Second, quenchers of reactive oxygen species were added during light exposure. These include mannitol [S. Rywkin et al., "Importance of type I and type II mechanisms in the photodynamic inactivation of viruses in blood with aluminum phthalocyanine derivatives," Photochem. Photobiol., 56: 463-469 (1992)], glutathione [S. Rywkin et al., "Selective protection against IgG binding to red cells treated with phthalocyanines and red light for virus inactivation," Transfusion, 35: 414-420 (1995)] and Trolox.TM. [E. Ben-Hur et al., "Virus inactivation in red cell concentrates by photosensitization with phthalocyanines: protection of red cells but not of vesicular stomatitis virus with a water-soluble analogue of vitamin E," Transfusion, 35: 401-406 (1995)]. These quenchers protect against RBC damage but have no effect on virus inactivation.
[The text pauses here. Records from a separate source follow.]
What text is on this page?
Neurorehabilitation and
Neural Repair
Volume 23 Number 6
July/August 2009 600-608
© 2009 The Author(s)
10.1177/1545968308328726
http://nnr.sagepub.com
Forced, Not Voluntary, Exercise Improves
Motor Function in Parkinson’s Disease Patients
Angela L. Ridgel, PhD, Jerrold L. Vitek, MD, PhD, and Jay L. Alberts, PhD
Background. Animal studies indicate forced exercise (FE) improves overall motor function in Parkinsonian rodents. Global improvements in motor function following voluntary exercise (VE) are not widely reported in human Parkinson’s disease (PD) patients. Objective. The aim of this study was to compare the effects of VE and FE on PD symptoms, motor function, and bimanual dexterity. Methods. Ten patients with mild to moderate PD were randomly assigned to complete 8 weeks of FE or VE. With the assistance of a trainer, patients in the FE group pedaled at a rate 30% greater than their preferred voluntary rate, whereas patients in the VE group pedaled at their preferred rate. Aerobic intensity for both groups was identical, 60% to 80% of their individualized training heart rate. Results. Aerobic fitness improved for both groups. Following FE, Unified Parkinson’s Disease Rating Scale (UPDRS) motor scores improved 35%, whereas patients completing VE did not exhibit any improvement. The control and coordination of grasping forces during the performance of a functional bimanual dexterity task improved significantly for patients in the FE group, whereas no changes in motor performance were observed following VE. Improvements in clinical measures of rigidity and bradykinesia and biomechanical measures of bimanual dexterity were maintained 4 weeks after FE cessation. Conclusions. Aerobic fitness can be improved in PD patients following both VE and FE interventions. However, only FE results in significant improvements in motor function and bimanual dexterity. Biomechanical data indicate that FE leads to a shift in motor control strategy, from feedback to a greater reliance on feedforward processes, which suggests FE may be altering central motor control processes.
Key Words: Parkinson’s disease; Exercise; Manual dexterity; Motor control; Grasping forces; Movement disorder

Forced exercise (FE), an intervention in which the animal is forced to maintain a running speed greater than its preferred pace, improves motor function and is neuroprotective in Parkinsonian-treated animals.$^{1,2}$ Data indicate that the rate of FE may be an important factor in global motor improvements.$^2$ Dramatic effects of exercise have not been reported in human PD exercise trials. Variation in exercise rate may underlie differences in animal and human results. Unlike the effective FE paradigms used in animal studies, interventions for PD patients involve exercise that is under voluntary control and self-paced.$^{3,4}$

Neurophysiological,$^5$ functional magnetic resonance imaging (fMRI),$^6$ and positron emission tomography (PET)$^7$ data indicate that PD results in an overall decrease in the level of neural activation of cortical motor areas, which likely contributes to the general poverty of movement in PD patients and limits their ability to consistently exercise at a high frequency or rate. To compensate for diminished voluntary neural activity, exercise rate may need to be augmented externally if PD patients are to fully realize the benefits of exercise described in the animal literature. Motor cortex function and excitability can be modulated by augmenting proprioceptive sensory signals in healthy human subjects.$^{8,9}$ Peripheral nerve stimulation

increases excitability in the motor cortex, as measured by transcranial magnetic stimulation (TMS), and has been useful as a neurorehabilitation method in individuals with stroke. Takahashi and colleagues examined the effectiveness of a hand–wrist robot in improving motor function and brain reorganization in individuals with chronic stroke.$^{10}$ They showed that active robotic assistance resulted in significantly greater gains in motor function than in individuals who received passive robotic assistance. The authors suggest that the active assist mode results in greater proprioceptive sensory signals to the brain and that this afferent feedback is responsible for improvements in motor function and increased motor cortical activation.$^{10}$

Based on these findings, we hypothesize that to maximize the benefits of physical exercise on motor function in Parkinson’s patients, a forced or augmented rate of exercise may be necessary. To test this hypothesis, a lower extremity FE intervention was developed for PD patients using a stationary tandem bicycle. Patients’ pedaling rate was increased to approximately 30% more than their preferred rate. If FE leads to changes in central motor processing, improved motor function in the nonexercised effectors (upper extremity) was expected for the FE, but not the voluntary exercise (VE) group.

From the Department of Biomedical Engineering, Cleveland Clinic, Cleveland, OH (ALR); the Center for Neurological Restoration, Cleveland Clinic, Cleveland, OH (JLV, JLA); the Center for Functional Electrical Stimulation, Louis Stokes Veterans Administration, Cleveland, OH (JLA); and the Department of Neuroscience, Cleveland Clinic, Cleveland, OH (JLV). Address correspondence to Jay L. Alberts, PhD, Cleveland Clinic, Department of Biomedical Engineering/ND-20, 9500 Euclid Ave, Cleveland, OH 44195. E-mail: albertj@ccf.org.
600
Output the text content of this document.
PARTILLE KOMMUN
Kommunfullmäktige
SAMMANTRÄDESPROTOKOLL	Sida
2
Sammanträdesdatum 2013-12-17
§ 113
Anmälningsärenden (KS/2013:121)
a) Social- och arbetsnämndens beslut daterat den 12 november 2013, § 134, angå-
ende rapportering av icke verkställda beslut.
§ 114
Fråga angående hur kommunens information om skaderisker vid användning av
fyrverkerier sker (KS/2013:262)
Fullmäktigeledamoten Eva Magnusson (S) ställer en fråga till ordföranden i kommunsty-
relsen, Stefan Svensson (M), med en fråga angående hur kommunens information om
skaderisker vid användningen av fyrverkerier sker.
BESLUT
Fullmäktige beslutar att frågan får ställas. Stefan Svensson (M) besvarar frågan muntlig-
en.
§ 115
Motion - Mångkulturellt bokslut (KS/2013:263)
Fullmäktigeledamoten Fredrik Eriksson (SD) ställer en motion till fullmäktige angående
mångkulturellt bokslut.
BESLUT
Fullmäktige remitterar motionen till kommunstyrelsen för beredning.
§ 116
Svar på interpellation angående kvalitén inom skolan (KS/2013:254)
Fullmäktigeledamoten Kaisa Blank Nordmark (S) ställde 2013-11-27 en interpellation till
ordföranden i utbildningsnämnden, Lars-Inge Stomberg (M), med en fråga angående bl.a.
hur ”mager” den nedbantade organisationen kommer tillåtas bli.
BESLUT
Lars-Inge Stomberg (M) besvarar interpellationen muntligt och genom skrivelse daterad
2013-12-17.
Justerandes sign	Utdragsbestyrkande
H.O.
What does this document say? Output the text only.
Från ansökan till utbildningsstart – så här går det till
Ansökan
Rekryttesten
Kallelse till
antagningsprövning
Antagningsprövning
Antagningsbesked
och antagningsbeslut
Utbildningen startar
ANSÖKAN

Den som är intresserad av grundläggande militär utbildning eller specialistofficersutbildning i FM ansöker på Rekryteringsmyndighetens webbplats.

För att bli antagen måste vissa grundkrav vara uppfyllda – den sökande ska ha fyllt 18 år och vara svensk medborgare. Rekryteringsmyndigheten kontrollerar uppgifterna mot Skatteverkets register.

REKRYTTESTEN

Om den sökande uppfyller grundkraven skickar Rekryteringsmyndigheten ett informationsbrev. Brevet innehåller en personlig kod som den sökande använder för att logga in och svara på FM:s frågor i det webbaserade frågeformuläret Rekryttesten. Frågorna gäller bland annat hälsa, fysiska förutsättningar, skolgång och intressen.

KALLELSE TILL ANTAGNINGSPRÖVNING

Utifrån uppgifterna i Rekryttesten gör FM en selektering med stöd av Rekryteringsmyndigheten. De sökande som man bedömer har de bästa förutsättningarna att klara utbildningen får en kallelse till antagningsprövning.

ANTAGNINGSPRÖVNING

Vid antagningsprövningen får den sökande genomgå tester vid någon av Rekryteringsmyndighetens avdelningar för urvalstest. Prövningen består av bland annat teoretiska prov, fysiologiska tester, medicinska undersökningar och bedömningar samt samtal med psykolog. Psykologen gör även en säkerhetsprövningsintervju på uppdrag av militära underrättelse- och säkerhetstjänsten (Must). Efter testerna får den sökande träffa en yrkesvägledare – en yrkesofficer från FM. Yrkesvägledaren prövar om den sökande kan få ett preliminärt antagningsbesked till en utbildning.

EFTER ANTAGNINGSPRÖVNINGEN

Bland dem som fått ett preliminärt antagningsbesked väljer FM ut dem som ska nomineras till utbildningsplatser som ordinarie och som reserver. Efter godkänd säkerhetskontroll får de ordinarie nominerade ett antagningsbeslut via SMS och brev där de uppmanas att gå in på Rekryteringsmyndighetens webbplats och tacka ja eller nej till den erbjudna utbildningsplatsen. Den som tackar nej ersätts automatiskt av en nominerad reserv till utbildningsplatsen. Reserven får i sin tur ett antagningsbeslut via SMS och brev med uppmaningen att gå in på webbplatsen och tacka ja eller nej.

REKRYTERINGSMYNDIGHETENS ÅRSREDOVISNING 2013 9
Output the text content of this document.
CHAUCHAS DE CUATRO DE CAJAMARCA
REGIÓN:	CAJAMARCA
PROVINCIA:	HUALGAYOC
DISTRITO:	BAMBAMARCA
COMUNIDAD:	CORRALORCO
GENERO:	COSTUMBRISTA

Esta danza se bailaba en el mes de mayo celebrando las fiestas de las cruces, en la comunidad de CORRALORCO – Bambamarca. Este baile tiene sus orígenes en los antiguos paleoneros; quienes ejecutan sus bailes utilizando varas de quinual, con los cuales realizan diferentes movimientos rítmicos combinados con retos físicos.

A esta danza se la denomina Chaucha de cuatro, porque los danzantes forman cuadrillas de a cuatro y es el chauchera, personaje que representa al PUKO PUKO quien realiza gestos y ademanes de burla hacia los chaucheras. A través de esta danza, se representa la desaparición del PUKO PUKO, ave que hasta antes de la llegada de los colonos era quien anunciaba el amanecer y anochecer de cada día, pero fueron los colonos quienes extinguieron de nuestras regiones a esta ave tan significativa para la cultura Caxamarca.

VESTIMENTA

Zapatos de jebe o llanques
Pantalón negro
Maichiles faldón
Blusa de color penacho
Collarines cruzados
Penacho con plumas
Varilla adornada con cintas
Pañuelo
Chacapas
Third, light irradiance was increased based on the finding that at high fluence rates there is less RBC damage. See, E. Ben-Hur et al., "The effect of irradiance on virus sterilization and photodynamic damage in red blood cells sensitized by phthalocyanines," Photochem. Photobiol., 61: 190-195 (1995). Virus inactivation is not affected by the irradiance.
In spite of these advances, there continues to be a need to enhance the specificity of the process.